BENGALURU, April 6 (Reuters) - India's services sector grew at its weakest pace in 14 months in March as the Middle East war dampened domestic demand, a survey showed on Monday, though overseas orders hit a near record while input cost pressures were at their most intense since mid-2022.
Here are the key details:
• The final HSBC India Services Purchasing Managers' Index (PMI), compiled by S&P Global, fell to 57.5 in March from February's 58.1, but was higher than a preliminary estimate of 57.2.
• New
business - a key gauge for demand - rose at the slowest pace since January 2025 with firms citing competition, difficult market dynamics and fading domestic demand.
• Business activity was constrained by the impact of the Middle East war on demand, market conditions and tourism, according to survey respondents.

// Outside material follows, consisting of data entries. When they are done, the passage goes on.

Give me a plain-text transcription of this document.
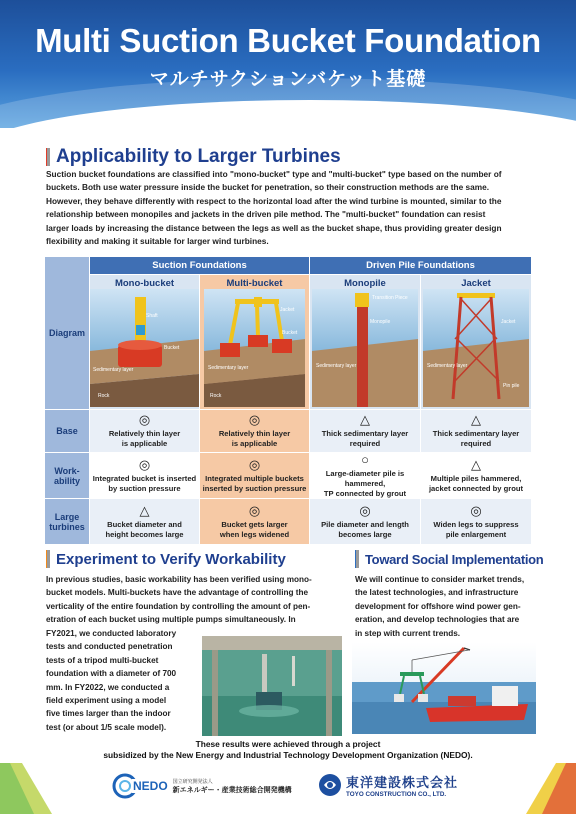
Multi Suction Bucket Foundation
マルチサクションバケット基礎
Applicability to Larger Turbines
Suction bucket foundations are classified into "mono-bucket" type and "multi-bucket" type based on the number of
buckets. Both use water pressure inside the bucket for penetration, so their construction methods are the same.
However, they behave differently with respect to the horizontal load after the wind turbine is mounted, similar to the
relationship between monopiles and jackets in the driven pile method. The "multi-bucket" foundation can resist
larger loads by increasing the distance between the legs as well as the bucket shape, thus providing greater design
flexibility and making it suitable for larger wind turbines.
Diagram
Base
Work-
ability
Large
turbines
Suction Foundations	Driven Pile Foundations
Mono-bucket
Shaft
Bucket
Sedimentary layer
Rock
Multi-bucket
Jacket
Bucket
Sedimentary layer
Rock
Monopile
Transition Piece
Monopile
Sedimentary layer
Jacket
Jacket
Sedimentary layer
Pin pile
◎
Relatively thin layer
is applicable
◎
Relatively thin layer
is applicable
△
Thick sedimentary layer
required
△
Thick sedimentary layer
required
◎
Integrated bucket is inserted
by suction pressure
◎
Integrated multiple buckets
inserted by suction pressure
○
Large-diameter pile is hammered,
TP connected by grout
△
Multiple piles hammered,
jacket connected by grout
△
Bucket diameter and
height becomes large
◎
Bucket gets larger
when legs widened
◎
Pile diameter and length
becomes large
◎
Widen legs to suppress
pile enlargement
Experiment to Verify Workability
In previous studies, basic workability has been verified using mono-
bucket models. Multi-buckets have the advantage of controlling the
verticality of the entire foundation by controlling the amount of pen-
etration of each bucket using multiple pumps simultaneously. In
FY2021, we conducted laboratory
tests and conducted penetration
tests of a tripod multi-bucket
foundation with a diameter of 700
mm. In FY2022, we conducted a
field experiment using a model
five times larger than the indoor
test (or about 1/5 scale model).
Toward Social Implementation
We will continue to consider market trends,
the latest technologies, and infrastructure
development for offshore wind power gen-
eration, and develop technologies that are
in step with current trends.
These results were achieved through a project
subsidized by the New Energy and Industrial Technology Development Organization (NEDO).
NEDO 国立研究開発法人
新エネルギー・産業技術総合開発機構	東洋建設株式会社
TOYO CONSTRUCTION CO., LTD.
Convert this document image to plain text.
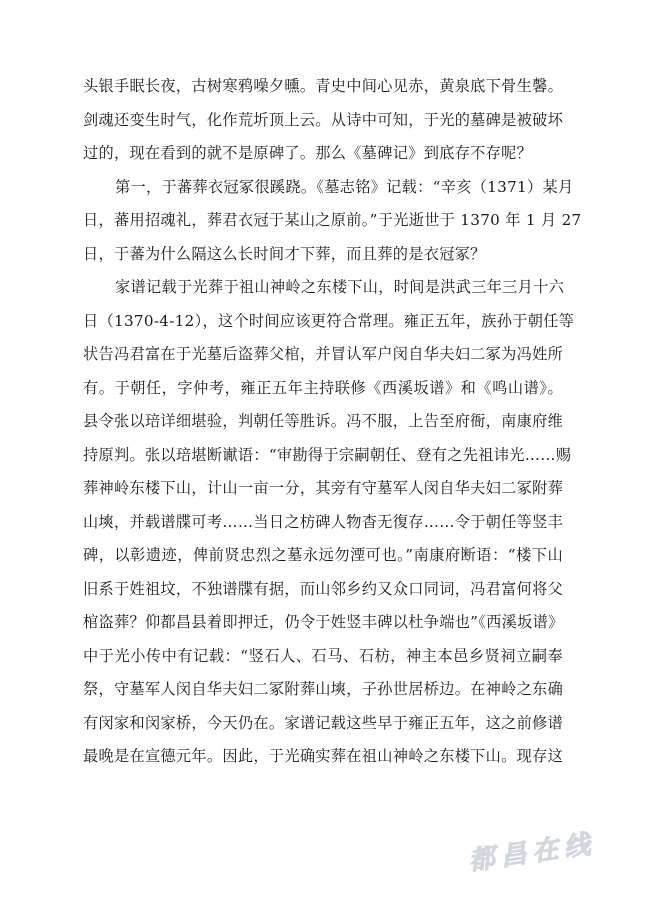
头银手眠长夜，古树寒鸦噪夕曛。青史中间心见赤，黄泉底下骨生馨。
剑魂还变生时气，化作荒圻顶上云。从诗中可知，于光的墓碑是被破坏
过的，现在看到的就不是原碑了。那么《墓碑记》到底存不存呢？
第一，于蕃葬衣冠冢很蹊跷。《墓志铭》记载：“辛亥（1371）某月
日，蕃用招魂礼，葬君衣冠于某山之原前。”于光逝世于 1370 年 1 月 27
日，于蕃为什么隔这么长时间才下葬，而且葬的是衣冠冢？
家谱记载于光葬于祖山神岭之东楼下山，时间是洪武三年三月十六
日（1370-4-12），这个时间应该更符合常理。雍正五年，族孙于朝任等
状告冯君富在于光墓后盗葬父棺，并冒认军户闵自华夫妇二冢为冯姓所
有。于朝任，字仲考，雍正五年主持联修《西溪坂谱》和《鸣山谱》。
县令张以琣详细堪验，判朝任等胜诉。冯不服，上告至府衙，南康府维
持原判。张以琣堪断谳语：“审勘得于宗嗣朝任、登有之先祖讳光……赐
葬神岭东楼下山，计山一亩一分，其旁有守墓军人闵自华夫妇二冢附葬
山塽，并载谱牒可考……当日之枋碑人物杳无復存……令于朝任等竖丰
碑，以彰遗迹，俾前贤忠烈之墓永远勿湮可也。”南康府断语：“楼下山
旧系于姓祖坟，不独谱牒有据，而山邻乡约又众口同词，冯君富何将父
棺盗葬？仰都昌县着即押迁，仍令于姓竖丰碑以杜争端也”《西溪坂谱》
中于光小传中有记载：“竖石人、石马、石枋，神主本邑乡贤祠立嗣奉
祭，守墓军人闵自华夫妇二冢附葬山塽，子孙世居桥边。在神岭之东确
有闵家和闵家桥，今天仍在。家谱记载这些早于雍正五年，这之前修谱
最晚是在宣德元年。因此，于光确实葬在祖山神岭之东楼下山。现存这
都昌在线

• Growth in foreign orders climbed to the second-highest since the index was added to the survey in September 2014, topped only by June 2024.
• Input costs rose at the fastest pace in 45 months.
• Prices charged to clients climbed at the quickest rate in seven months but lagged cost inflation by the widest margin in close to three years. Services firms transferred part of their additional cost burdens to clients but continued to absorb some of it, the survey showed.
• Employment expanded for a third straight month and at the strongest pace since June 2025 as business confidence strengthened to its highest in nearly 12 years. Firms were optimistic about improving demand and market conditions.
• The slowdown in services, combined with manufacturing growth hitting a near-four-year low, pushed the overall Composite PMI to 57.0 in March from 58.9, marking the weakest expansion in nearly three-and-a-half years.